En effet, relève " Le Courrier confidentiel ", alors que l'Autorité supérieure de contrôle d'Etat et de lutte contre la corruption (ASCE/LC) a remis son rapport provisoire à l'ALT pour transmission à Bala en vue d'y apporter ses observations, contre toute attente, le président de cette institution, Aboubacar Toguyeni, a fait déposer le document, même provisoire, sur la table du gouvernement.
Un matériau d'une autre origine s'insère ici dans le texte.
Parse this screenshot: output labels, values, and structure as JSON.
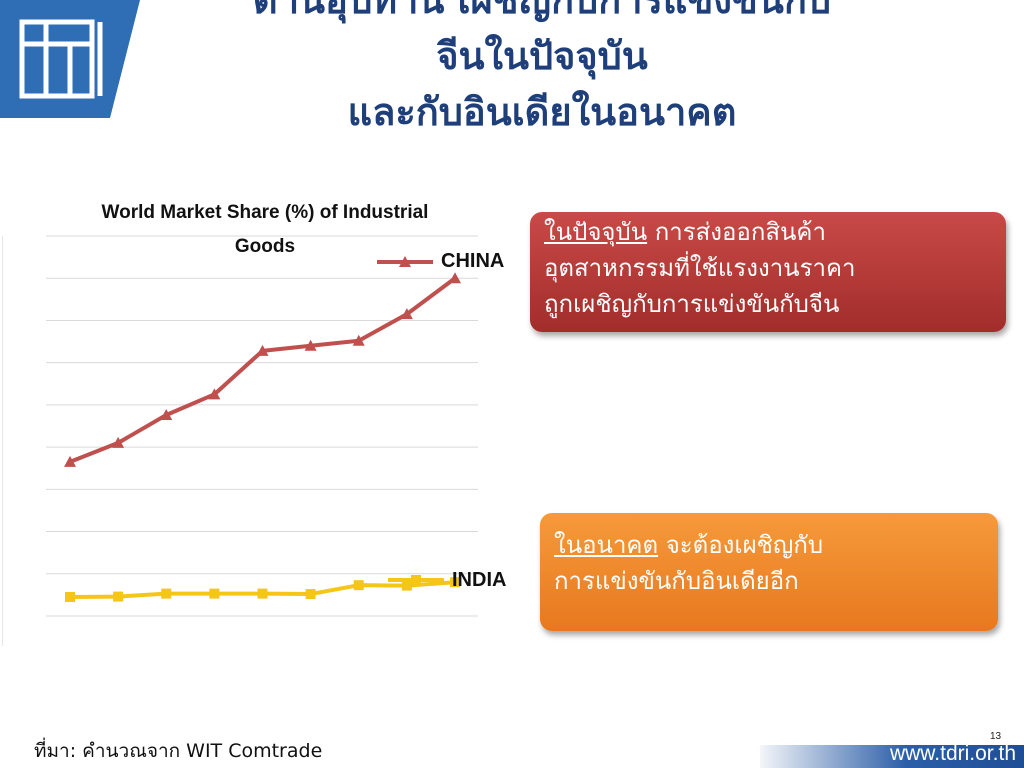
{
  "slide": {
    "title_lines": [
      "ด้านอุปทาน เผชิญกับการแข่งขันกับ",
      "จีนในปัจจุบัน",
      "และกับอินเดียในอนาคต"
    ],
    "page_number": "13",
    "source_text": "ที่มา: คำนวณจาก WIT Comtrade",
    "website": "www.tdri.or.th",
    "logo_icon": "tdri-logo-icon"
  },
  "callouts": {
    "present": {
      "underlined": "ในปัจจุบัน",
      "line1_rest": " การส่งออกสินค้า",
      "line2": "อุตสาหกรรมที่ใช้แรงงานราคา",
      "line3": "ถูกเผชิญกับการแข่งขันกับจีน",
      "color": "#b8393a"
    },
    "future": {
      "underlined": "ในอนาคต",
      "line1_rest": " จะต้องเผชิญกับ",
      "line2": "การแข่งขันกับอินเดียอีก",
      "color": "#f08a2c"
    }
  },
  "chart_data": {
    "type": "line",
    "title": "World Market Share (%) of Industrial Goods",
    "xlabel": "",
    "ylabel": "",
    "grid": true,
    "x": [
      1,
      2,
      3,
      4,
      5,
      6,
      7,
      8,
      9
    ],
    "series": [
      {
        "name": "CHINA",
        "color": "#c0504d",
        "marker": "triangle",
        "values": [
          36.5,
          41.0,
          47.6,
          52.5,
          62.8,
          64.0,
          65.2,
          71.5,
          80.0
        ]
      },
      {
        "name": "INDIA",
        "color": "#f5c518",
        "marker": "square",
        "values": [
          4.5,
          4.6,
          5.3,
          5.3,
          5.3,
          5.2,
          7.3,
          7.2,
          8.0
        ]
      }
    ],
    "ylim": [
      0,
      90
    ],
    "legend": "at end of lines"
  }
}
Dans son résumé du Conseil des ministres du mercredi 3 août 2022, Valérie Kaboré, du département de la Communication, de la Culture, des Arts et du Tourisme, a annoncé ce jour-là que le Premier ministre, qui a réceptionné le rapport d'audit, avait reçu pour instruction d'examiner avec précaution ledit rapport et qu'en cas de besoin le public serait informé.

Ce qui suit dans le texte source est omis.